O atendimento a esses direitos
pode estar vinculado à condição de instalação de uma população.
Um programa de melhoria das
condições de instalação de uma população estaria então amparado e justificado
nada menos do que pela constituição federal.
Dentro de uma experiência
acadêmica junto à Universidade Federal de São Carlos em 1985, durante a
disciplina final “Projeto de Infraestrutura Urbana 1”, e dentro desse tipo de
atuação, posso dizer que a experiência foi bastante gratificante, pela
possibilidade de dar esperanças à uma população. Uma população marcada pela
agressão gratuita do meio físico, pela diferenciação com relação à população do
bairro vizinho, pela exclusão, pelo desprezo (quando muitas vezes o lixo
vizinho era descartado lá) e pela baixa autoestima.

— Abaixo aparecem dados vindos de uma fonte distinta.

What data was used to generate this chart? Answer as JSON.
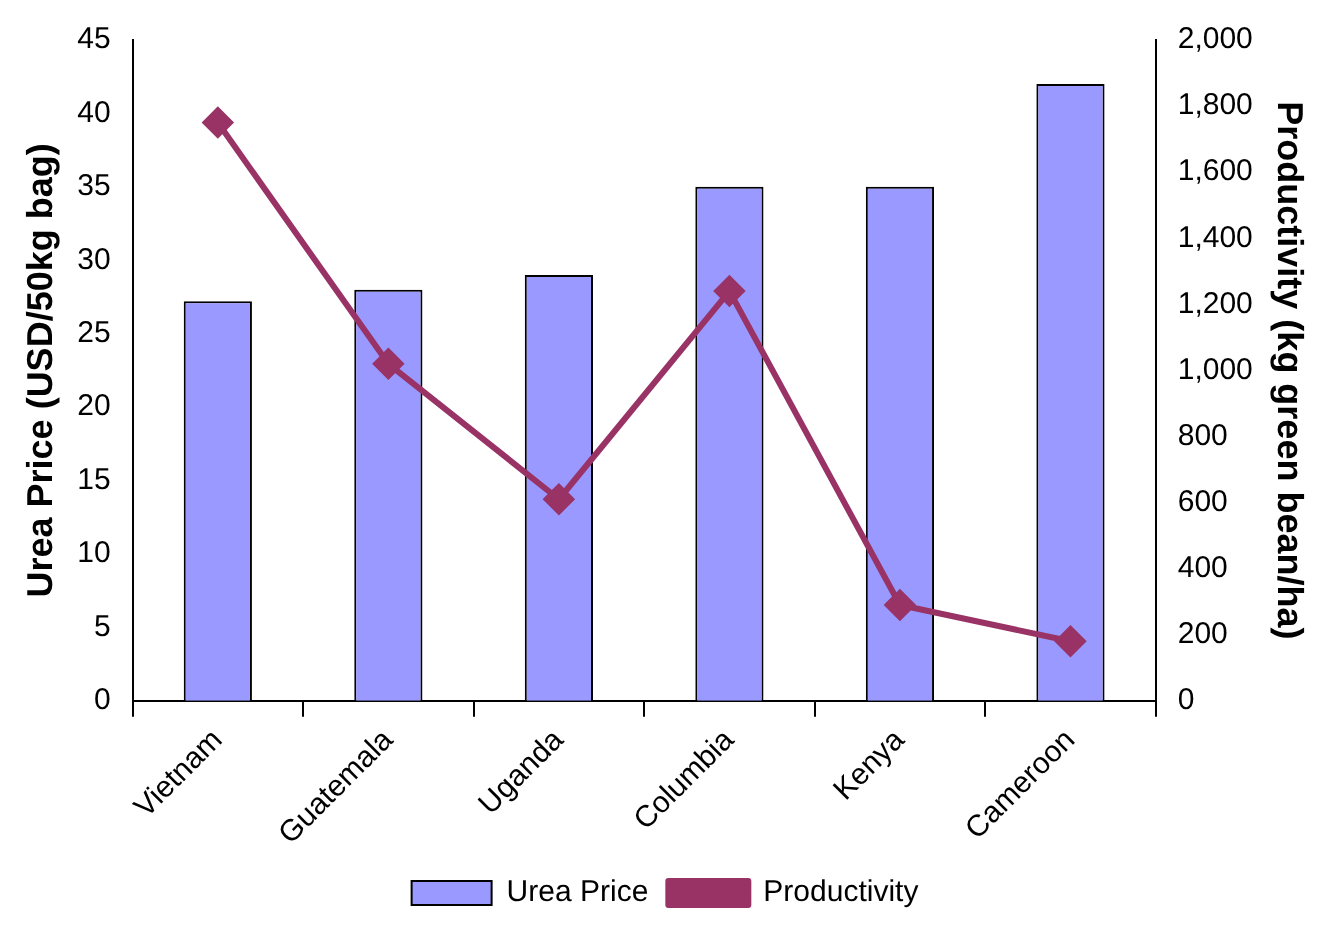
{
  "chart_data": {
    "type": "bar",
    "categories": [
      "Vietnam",
      "Guatemala",
      "Uganda",
      "Columbia",
      "Kenya",
      "Cameroon"
    ],
    "ylabel": "Urea Price (USD/50kg bag)",
    "y2label": "Productivity (kg green bean/ha)",
    "series": [
      {
        "name": "Urea Price",
        "color": "#9999ff",
        "values": [
          27.2,
          28,
          29,
          35,
          35,
          42
        ]
      },
      {
        "name": "Productivity",
        "type": "line",
        "axis": "y2",
        "color": "#993366",
        "values": [
          1750,
          1020,
          610,
          1240,
          290,
          180
        ]
      }
    ],
    "ylim": [
      0,
      45
    ],
    "yticks": [
      0,
      5,
      10,
      15,
      20,
      25,
      30,
      35,
      40,
      45
    ],
    "y2lim": [
      0,
      2000
    ],
    "y2ticks": [
      0,
      200,
      400,
      600,
      800,
      {
        "value": 1000,
        "label": "1,000"
      },
      {
        "value": 1200,
        "label": "1,200"
      },
      {
        "value": 1400,
        "label": "1,400"
      },
      {
        "value": 1600,
        "label": "1,600"
      },
      {
        "value": 1800,
        "label": "1,800"
      },
      {
        "value": 2000,
        "label": "2,000"
      }
    ],
    "grid": false,
    "legend": "bottom",
    "marker": "diamond",
    "line_style": "solid"
  }
}
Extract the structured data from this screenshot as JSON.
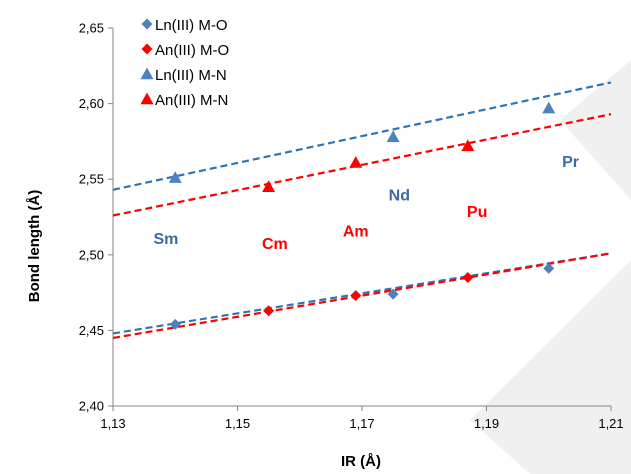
{
  "chart_data": {
    "type": "scatter",
    "xlabel": "IR (Å)",
    "ylabel": "Bond length (Å)",
    "xlim": [
      1.13,
      1.21
    ],
    "ylim": [
      2.4,
      2.65
    ],
    "x_ticks": [
      "1,13",
      "1,15",
      "1,17",
      "1,19",
      "1,21"
    ],
    "y_ticks": [
      "2,40",
      "2,45",
      "2,50",
      "2,55",
      "2,60",
      "2,65"
    ],
    "grid": false,
    "legend_position": "top-left",
    "series": [
      {
        "name": "Ln(III) M-O",
        "marker": "diamond",
        "color": "#4f81bd",
        "points": [
          [
            1.14,
            2.454
          ],
          [
            1.175,
            2.474
          ],
          [
            1.2,
            2.491
          ]
        ],
        "trendline": [
          [
            1.13,
            2.448
          ],
          [
            1.21,
            2.501
          ]
        ],
        "trend_color": "#2e75b6"
      },
      {
        "name": "An(III) M-O",
        "marker": "diamond",
        "color": "#ff0000",
        "points": [
          [
            1.155,
            2.463
          ],
          [
            1.169,
            2.473
          ],
          [
            1.187,
            2.485
          ]
        ],
        "trendline": [
          [
            1.13,
            2.445
          ],
          [
            1.21,
            2.501
          ]
        ],
        "trend_color": "#ff0000"
      },
      {
        "name": "Ln(III) M-N",
        "marker": "triangle",
        "color": "#4f81bd",
        "points": [
          [
            1.14,
            2.551
          ],
          [
            1.175,
            2.578
          ],
          [
            1.2,
            2.597
          ]
        ],
        "trendline": [
          [
            1.13,
            2.543
          ],
          [
            1.21,
            2.614
          ]
        ],
        "trend_color": "#2e75b6"
      },
      {
        "name": "An(III) M-N",
        "marker": "triangle",
        "color": "#ff0000",
        "points": [
          [
            1.155,
            2.545
          ],
          [
            1.169,
            2.561
          ],
          [
            1.187,
            2.572
          ]
        ],
        "trendline": [
          [
            1.13,
            2.526
          ],
          [
            1.21,
            2.593
          ]
        ],
        "trend_color": "#ff0000"
      }
    ],
    "annotations": [
      {
        "text": "Sm",
        "x": 1.1385,
        "y": 2.507,
        "color": "#3d6aa3"
      },
      {
        "text": "Cm",
        "x": 1.156,
        "y": 2.504,
        "color": "#ff0000"
      },
      {
        "text": "Am",
        "x": 1.169,
        "y": 2.512,
        "color": "#ff0000"
      },
      {
        "text": "Nd",
        "x": 1.176,
        "y": 2.536,
        "color": "#3d6aa3"
      },
      {
        "text": "Pu",
        "x": 1.1885,
        "y": 2.525,
        "color": "#ff0000"
      },
      {
        "text": "Pr",
        "x": 1.2035,
        "y": 2.558,
        "color": "#3d6aa3"
      }
    ]
  }
}
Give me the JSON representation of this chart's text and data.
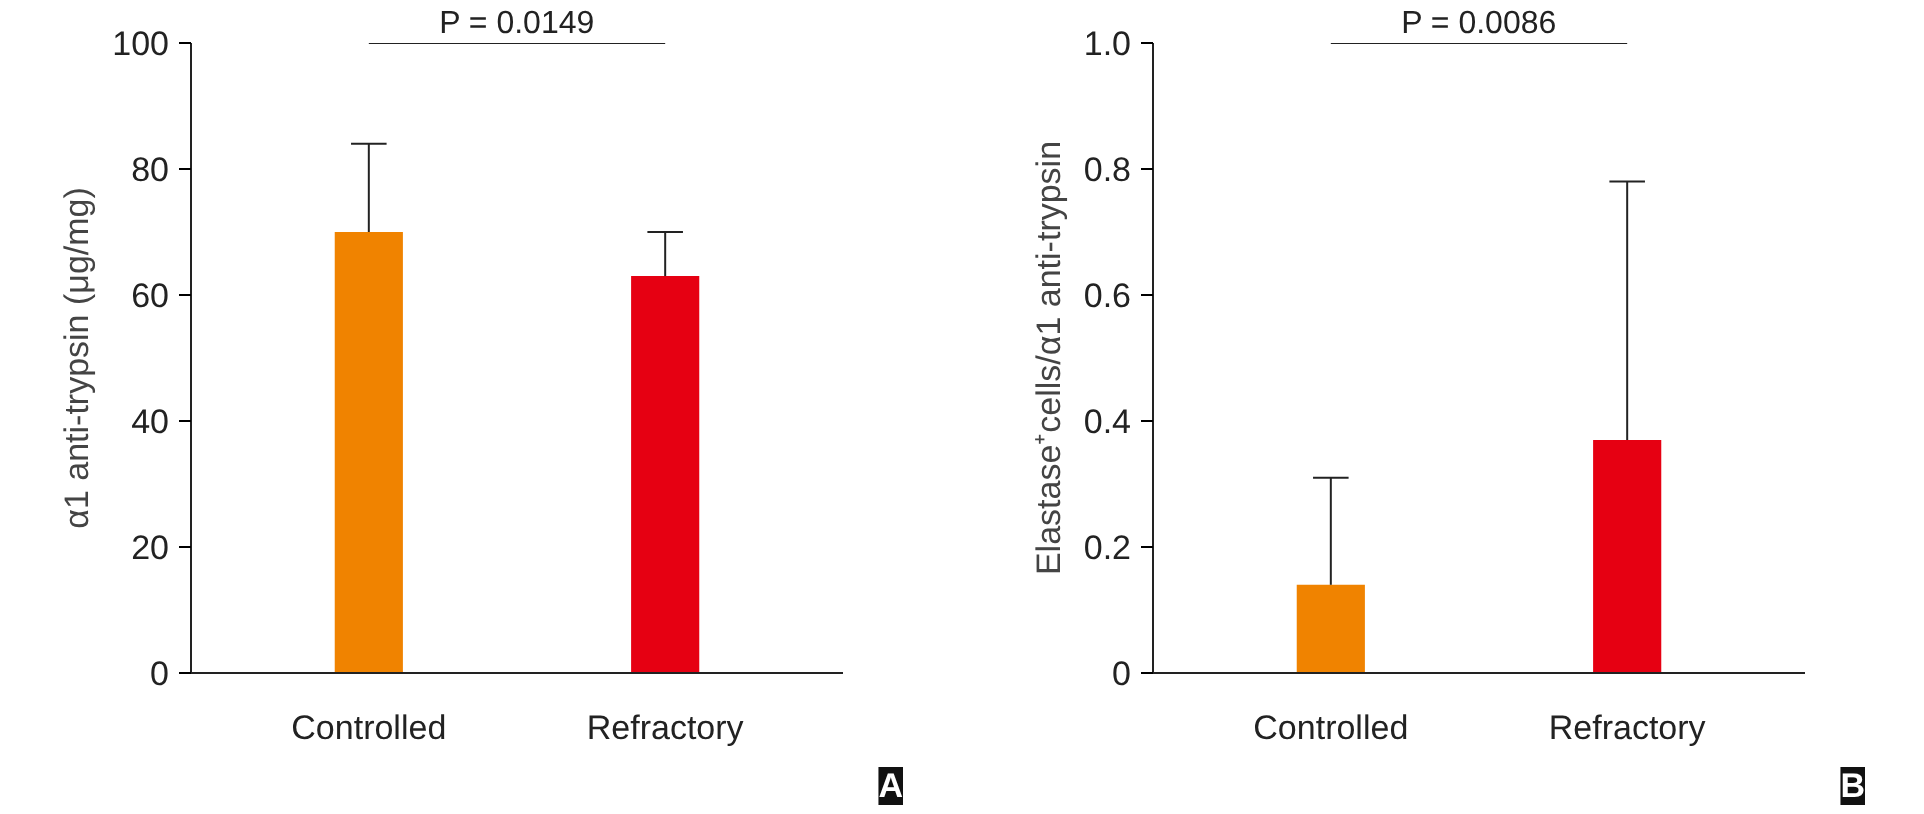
{
  "chart_data": [
    {
      "type": "bar",
      "ylabel": "α1 anti-trypsin (μg/mg)",
      "categories": [
        "Controlled",
        "Refractory"
      ],
      "values": [
        70,
        63
      ],
      "colors": [
        "#f08300",
        "#e60012"
      ],
      "errors": [
        [
          70,
          84
        ],
        [
          63,
          70
        ]
      ],
      "ylim": [
        0,
        100
      ],
      "yticks": [
        0,
        20,
        40,
        60,
        80,
        100
      ],
      "grid": false,
      "annotations": [
        "P = 0.0149",
        "A"
      ]
    },
    {
      "type": "bar",
      "ylabel": "Elastase⁺cells/α1 anti-trypsin",
      "categories": [
        "Controlled",
        "Refractory"
      ],
      "values": [
        0.14,
        0.37
      ],
      "colors": [
        "#f08300",
        "#e60012"
      ],
      "errors": [
        [
          0.14,
          0.31
        ],
        [
          0.37,
          0.78
        ]
      ],
      "ylim": [
        0,
        1
      ],
      "yticks": [
        0,
        0.2,
        0.4,
        0.6,
        0.8,
        {
          "value": 1,
          "label": "1.0"
        }
      ],
      "grid": false,
      "annotations": [
        "P = 0.0086",
        "B"
      ]
    }
  ]
}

Como obras prioritárias dentro de
um programa de intervenção cita-se a canalização de rios e córregos, assim como
o disciplinamento das águas pluviais nas vias internas, com a construção de
guias, sarjetas e galerias; nos casos de regiões de declividade acentuada se
requer a construção de acessórios para diminuir a energia da água no
escoamento. Em vias próximas ou adjacente se requer a diminuição da velocidade
na área, de modo a oferecer segurança aos moradores que transitam por ali;
considerando o hábito de se andar a pé, passarelas sobre córregos também se
tornam importantes, para dar segurança e acessibilidade. Obras de contenção de
taludes e de proteção de encostas também se tornam necessárias para evitar acidentes
urbanos, além da construção de obras para a integração social e parques.
Um projeto de urbanização de
favela envolve o ambiente construído e a parte humana, como apresentado no
início. Não dá para intervir à toque de caixa, ou remover e estocar a população
em outra área, salvo que aquela área seja uma área de risco. A população
precisa participar do projeto; deve-se tomar em conta o “modus vivendi” do
usuário, e toda infraestrutura projetada tem que ser incorporada e apropriada
pela população. Na verdade, é um projeto multidisciplinar, envolvendo
engenheiros, arquitetos, sociólogos, geólogos, educadores e outros.
Muitas vezes a população tem o receio de
deixar o local por questões de segurança à sua sobrevivência, e acredito que
até na maioria das vezes ela prefere melhorar o local do que partir para uma
nova área. A solução para o parcelamento do solo deve então ser resolvida.
Neste sentido vem à tona os códigos para projetos de loteamentos e de
habitações que atendam a essa condição específica, por exemplo com relação ao
tamanho mínimo dos lotes, e à largura das vias.